Tom’s eyes flicked from Lilith to Hei-lian and back. He smiled lazily. If he made an effort to hide his smugness, Hei-lian thought, he failed.
“If I tell you, I won’t be mysterious,” he said.
Silver eyes narrowed. Hei-lian watched the British ace raptor-close. Lilith seemed as skilled and imaginative at pleasing a female lover as a male one; the more so when the object of their exercise was to excite a man who scarcely needed erotic encouragement. Until the fourth or fifth time, anyway . . .
And Tom—before sleeping with him the first time, weeks ago, Hei-lian expected his lovemaking to be brisk and perfunctory, perhaps even brutal. And indeed when his passion mounted he was forceful as a stallion. But before that he was both remarkably sensitive and skilled.
As he had been tonight, despite devoting greater efforts to the interloper.

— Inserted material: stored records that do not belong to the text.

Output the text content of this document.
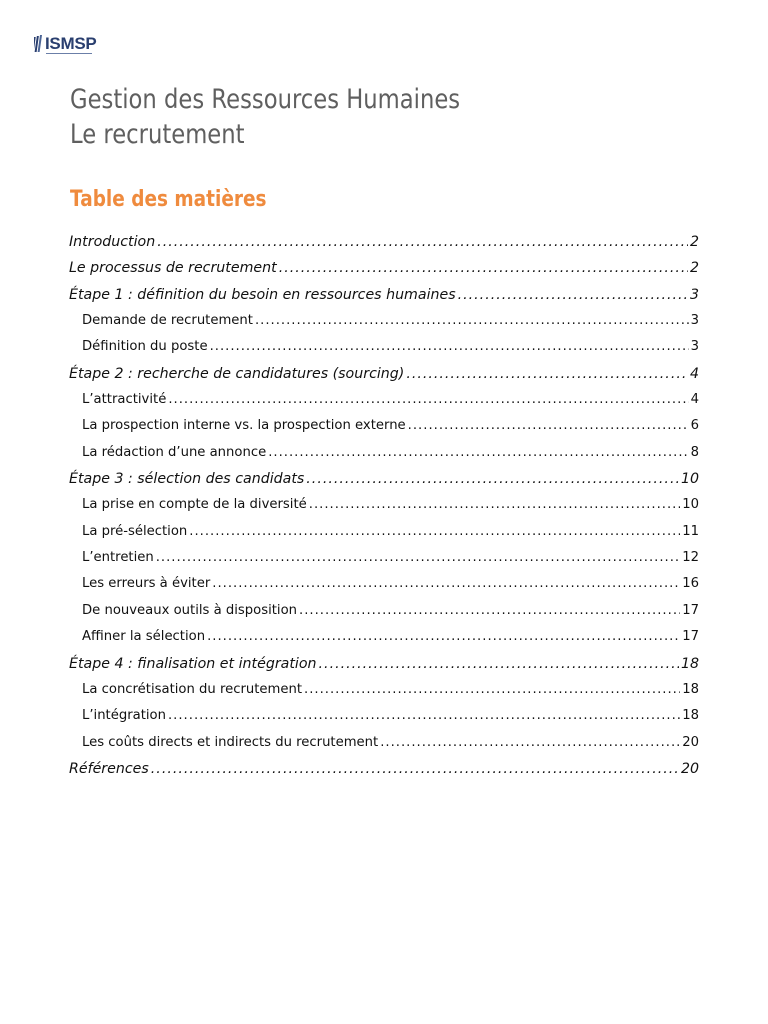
ISMSP
Gestion des Ressources Humaines
Le recrutement
Table des matières
Introduction .....	2
Le processus de recrutement .....	2
Étape 1 : définition du besoin en ressources humaines .....	3
Demande de recrutement .....	3
Définition du poste .....	3
Étape 2 : recherche de candidatures (sourcing) .....	4
L’attractivité .....	4
La prospection interne vs. la prospection externe .....	6
La rédaction d’une annonce .....	8
Étape 3 : sélection des candidats .....	10
La prise en compte de la diversité .....	10
La pré-sélection .....	11
L’entretien .....	12
Les erreurs à éviter .....	16
De nouveaux outils à disposition .....	17
Affiner la sélection .....	17
Étape 4 : finalisation et intégration .....	18
La concrétisation du recrutement .....	18
L’intégration .....	18
Les coûts directs et indirects du recrutement .....	20
Références .....	20
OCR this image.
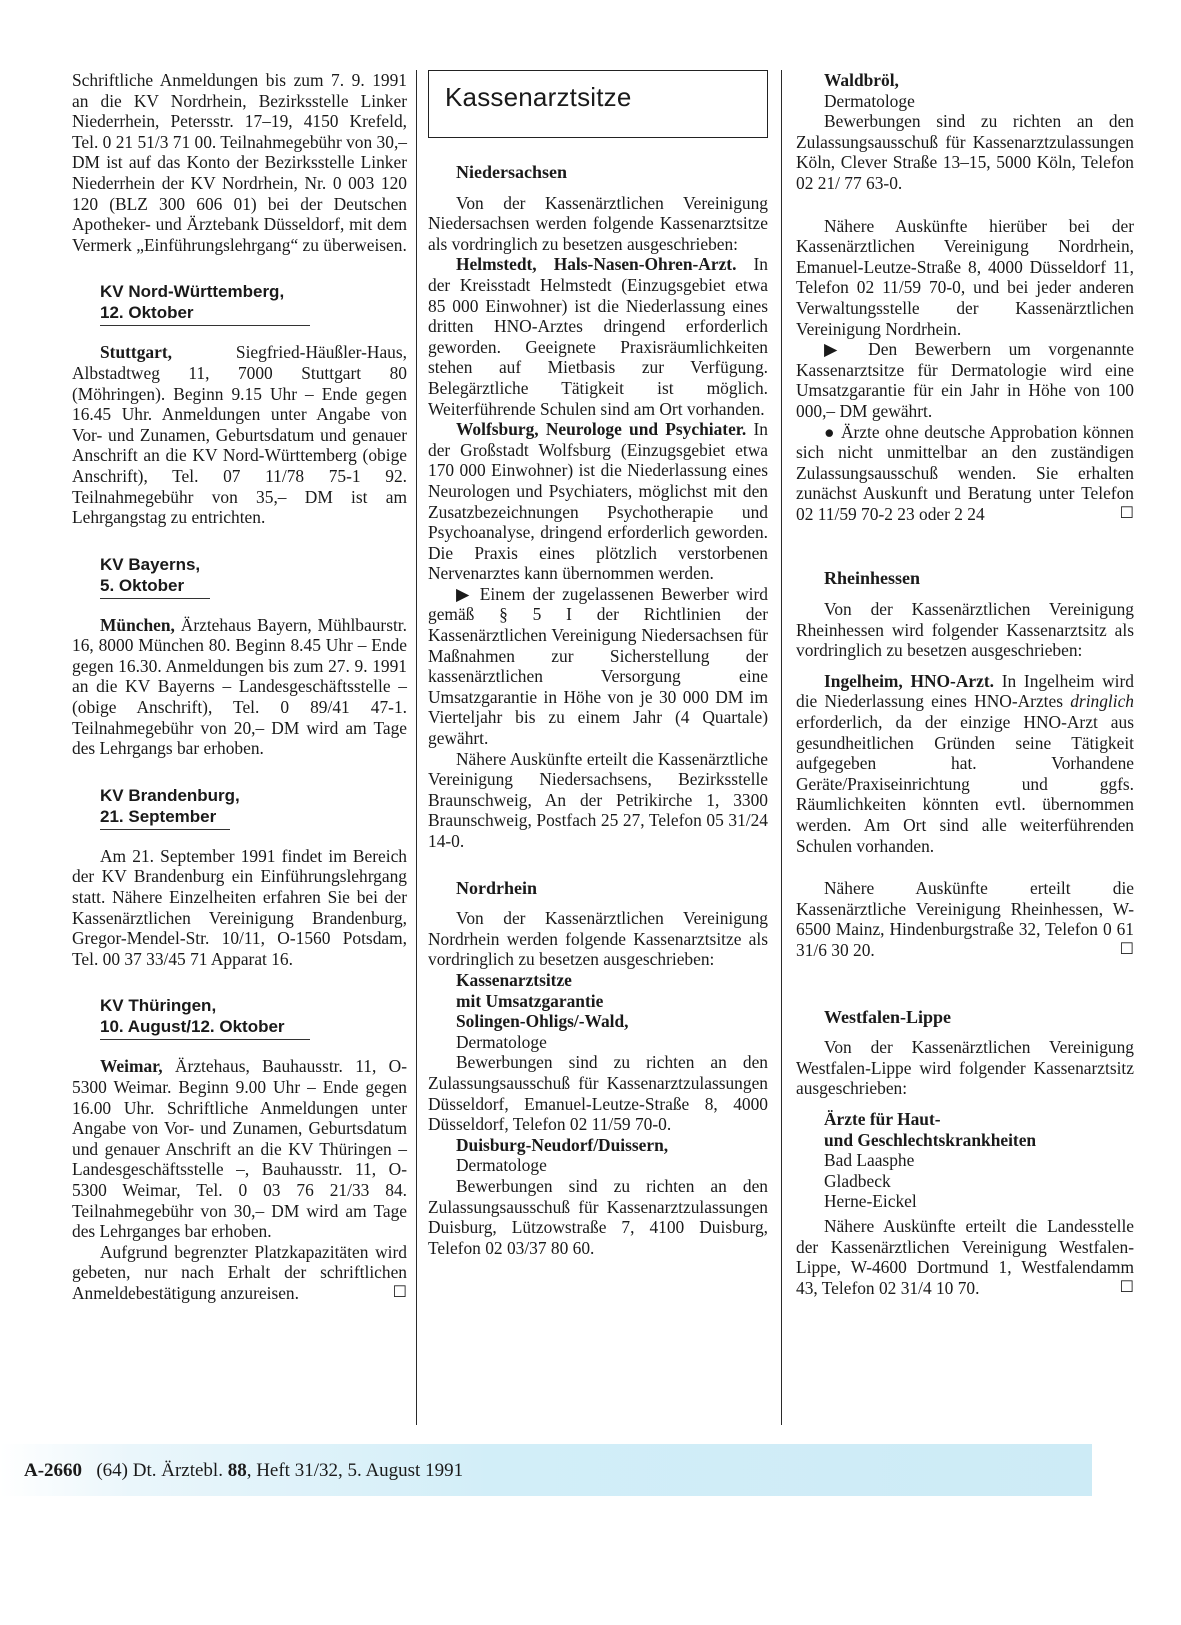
Schriftliche Anmeldungen bis zum 7. 9. 1991 an die KV Nordrhein, Bezirksstelle Linker Niederrhein, Petersstr. 17–19, 4150 Krefeld, Tel. 0 21 51/3 71 00. Teilnahmegebühr von 30,– DM ist auf das Konto der Bezirksstelle Linker Niederrhein der KV Nordrhein, Nr. 0 003 120 120 (BLZ 300 606 01) bei der Deutschen Apotheker- und Ärztebank Düsseldorf, mit dem Vermerk „Einführungslehrgang“ zu überweisen.

KV Nord-Württemberg,
12. Oktober

Stuttgart, Siegfried-Häußler-Haus, Albstadtweg 11, 7000 Stuttgart 80 (Möhringen). Beginn 9.15 Uhr – Ende gegen 16.45 Uhr. Anmeldungen unter Angabe von Vor- und Zunamen, Geburtsdatum und genauer Anschrift an die KV Nord-Württemberg (obige Anschrift), Tel. 07 11/78 75-1 92. Teilnahmegebühr von 35,– DM ist am Lehrgangstag zu entrichten.

KV Bayerns,
5. Oktober

München, Ärztehaus Bayern, Mühlbaurstr. 16, 8000 München 80. Beginn 8.45 Uhr – Ende gegen 16.30. Anmeldungen bis zum 27. 9. 1991 an die KV Bayerns – Landesgeschäftsstelle – (obige Anschrift), Tel. 0 89/41 47-1. Teilnahmegebühr von 20,– DM wird am Tage des Lehrgangs bar erhoben.

KV Brandenburg,
21. September

Am 21. September 1991 findet im Bereich der KV Brandenburg ein Einführungslehrgang statt. Nähere Einzelheiten erfahren Sie bei der Kassenärztlichen Vereinigung Brandenburg, Gregor-Mendel-Str. 10/11, O-1560 Potsdam, Tel. 00 37 33/45 71 Apparat 16.

KV Thüringen,
10. August/12. Oktober

Weimar, Ärztehaus, Bauhausstr. 11, O-5300 Weimar. Beginn 9.00 Uhr – Ende gegen 16.00 Uhr. Schriftliche Anmeldungen unter Angabe von Vor- und Zunamen, Geburtsdatum und genauer Anschrift an die KV Thüringen – Landesgeschäftsstelle –, Bauhausstr. 11, O-5300 Weimar, Tel. 0 03 76 21/33 84. Teilnahmegebühr von 30,– DM wird am Tage des Lehrganges bar erhoben.

Aufgrund begrenzter Platzkapazitäten wird gebeten, nur nach Erhalt der schriftlichen Anmeldebestätigung anzureisen.	☐

Kassenarztsitze

Niedersachsen

Von der Kassenärztlichen Vereinigung Niedersachsen werden folgende Kassenarztsitze als vordringlich zu besetzen ausgeschrieben:

Helmstedt, Hals-Nasen-Ohren-Arzt. In der Kreisstadt Helmstedt (Einzugsgebiet etwa 85 000 Einwohner) ist die Niederlassung eines dritten HNO-Arztes dringend erforderlich geworden. Geeignete Praxisräumlichkeiten stehen auf Mietbasis zur Verfügung. Belegärztliche Tätigkeit ist möglich. Weiterführende Schulen sind am Ort vorhanden.

Wolfsburg, Neurologe und Psychiater. In der Großstadt Wolfsburg (Einzugsgebiet etwa 170 000 Einwohner) ist die Niederlassung eines Neurologen und Psychiaters, möglichst mit den Zusatzbezeichnungen Psychotherapie und Psychoanalyse, dringend erforderlich geworden. Die Praxis eines plötzlich verstorbenen Nervenarztes kann übernommen werden.

▶ Einem der zugelassenen Bewerber wird gemäß § 5 I der Richtlinien der Kassenärztlichen Vereinigung Niedersachsen für Maßnahmen zur Sicherstellung der kassenärztlichen Versorgung eine Umsatzgarantie in Höhe von je 30 000 DM im Vierteljahr bis zu einem Jahr (4 Quartale) gewährt.

Nähere Auskünfte erteilt die Kassenärztliche Vereinigung Niedersachsens, Bezirksstelle Braunschweig, An der Petrikirche 1, 3300 Braunschweig, Postfach 25 27, Telefon 05 31/24 14-0.

Nordrhein

Von der Kassenärztlichen Vereinigung Nordrhein werden folgende Kassenarztsitze als vordringlich zu besetzen ausgeschrieben:

Kassenarztsitze
mit Umsatzgarantie
Solingen-Ohligs/-Wald,
Dermatologe

Bewerbungen sind zu richten an den Zulassungsausschuß für Kassenarztzulassungen Düsseldorf, Emanuel-Leutze-Straße 8, 4000 Düsseldorf, Telefon 02 11/59 70-0.

Duisburg-Neudorf/Duissern,
Dermatologe

Bewerbungen sind zu richten an den Zulassungsausschuß für Kassenarztzulassungen Duisburg, Lützowstraße 7, 4100 Duisburg, Telefon 02 03/37 80 60.

Waldbröl,
Dermatologe

Bewerbungen sind zu richten an den Zulassungsausschuß für Kassenarztzulassungen Köln, Clever Straße 13–15, 5000 Köln, Telefon 02 21/ 77 63-0.

Nähere Auskünfte hierüber bei der Kassenärztlichen Vereinigung Nordrhein, Emanuel-Leutze-Straße 8, 4000 Düsseldorf 11, Telefon 02 11/59 70-0, und bei jeder anderen Verwaltungsstelle der Kassenärztlichen Vereinigung Nordrhein.

▶ Den Bewerbern um vorgenannte Kassenarztsitze für Dermatologie wird eine Umsatzgarantie für ein Jahr in Höhe von 100 000,– DM gewährt.

● Ärzte ohne deutsche Approbation können sich nicht unmittelbar an den zuständigen Zulassungsausschuß wenden. Sie erhalten zunächst Auskunft und Beratung unter Telefon 02 11/59 70-2 23 oder 2 24	☐

Rheinhessen

Von der Kassenärztlichen Vereinigung Rheinhessen wird folgender Kassenarztsitz als vordringlich zu besetzen ausgeschrieben:

Ingelheim, HNO-Arzt. In Ingelheim wird die Niederlassung eines HNO-Arztes dringlich erforderlich, da der einzige HNO-Arzt aus gesundheitlichen Gründen seine Tätigkeit aufgegeben hat. Vorhandene Geräte/Praxiseinrichtung und ggfs. Räumlichkeiten könnten evtl. übernommen werden. Am Ort sind alle weiterführenden Schulen vorhanden.

Nähere Auskünfte erteilt die Kassenärztliche Vereinigung Rheinhessen, W-6500 Mainz, Hindenburgstraße 32, Telefon 0 61 31/6 30 20.	☐

Westfalen-Lippe

Von der Kassenärztlichen Vereinigung Westfalen-Lippe wird folgender Kassenarztsitz ausgeschrieben:

Ärzte für Haut-
und Geschlechtskrankheiten
Bad Laasphe
Gladbeck
Herne-Eickel

Nähere Auskünfte erteilt die Landesstelle der Kassenärztlichen Vereinigung Westfalen-Lippe, W-4600 Dortmund 1, Westfalendamm 43, Telefon 02 31/4 10 70.	☐

A-2660 (64) Dt. Ärztebl. 88, Heft 31/32, 5. August 1991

“You’ve fought many brilliant guerrilla campaigns, Tom,” said Lilith, running a black-painted fingernail down his chest. His pectoral muscles were defined but no more: without his remarkable ace gifts he would have been strong, but wiry-strong, not a steroid-pumped freak. “Each time betrayal brought you down.”
“Damn straight,” Tom said. “It was the only thing that could.”
“Yet your partnership with President-for-Life Nshombo endures. A few years ago, he was just another minor faction leader in the endless, bloody Congo wars. The next thing the world knows you’re at his side; he’s vanquished his rivals, conquered the Democratic Republic of the Congo, then the Republic of the Congo, and is well on his way toward carving a new resource-rich superpower from the heart of Africa. What transformed both your fortunes so?”
Tom shrugged. “Nothing succeeds like success, like the capitalists say. Dr. Nshombo’s objectively Marxist. We’re after the same ends. We agree on the means. Especially that to make an omelet you’ve got to break a few eggs.”
Hei-lian
A brow-furrow marred the smooth perfection of Lilith’s face. Hei-lian repressed a smirk. She almost wished her opposite number—for Guoanbu agreed with the world intelligence community’s consensus that Lilith was a spy for the Crown, although her background was if anything a darker secret than Tom’s—luck in learning anything. Hei-lian had gotten little more from Weathers than anyone could get from a quick Google. And Hei-lian was good.
“And then there’s your daughter, Sprout,” Lilith said. “She’s quite lovely, make no mistake. Yet one almost gets the impression she’s older than you. How is that possible, really?”
Hei-lian felt Tom tense. “It’s an ace thing.”
“But when first you burst upon the scene, twelve years ago, you looked to be a man of twenty. In the interim you’d appeared to have aged quite normally.”
“Yeah. Shit happens.”
Lilith drew back slightly. Hei-lian allowed herself the ghost of a smile. Lilith clearly wasn’t used to men talking to her like that.
“Speaking of your daughter,” Hei-lian said. Not to let her rival off the hook. She had her own agenda. Or, she amended quickly, her country’s. “I’m concerned by her, Tom.”
“She’s happy here,” Tom said.
Lilith seemed not to resent Hei-lian speaking. If anything she seemed mildly hopeful Hei-lian, as a lover of some standing, could winkle out of Tom some scrap that a mere one-night stand, however spectacular, could not. Neither did Lilith show jealousy of her.
Any more than she herself would feel jealous of an ant. Although she envied them, sometimes, the mindless simplicity of their drudge work.
“But wouldn’t Sprout be better off in a proper institution?” Hei-lian said.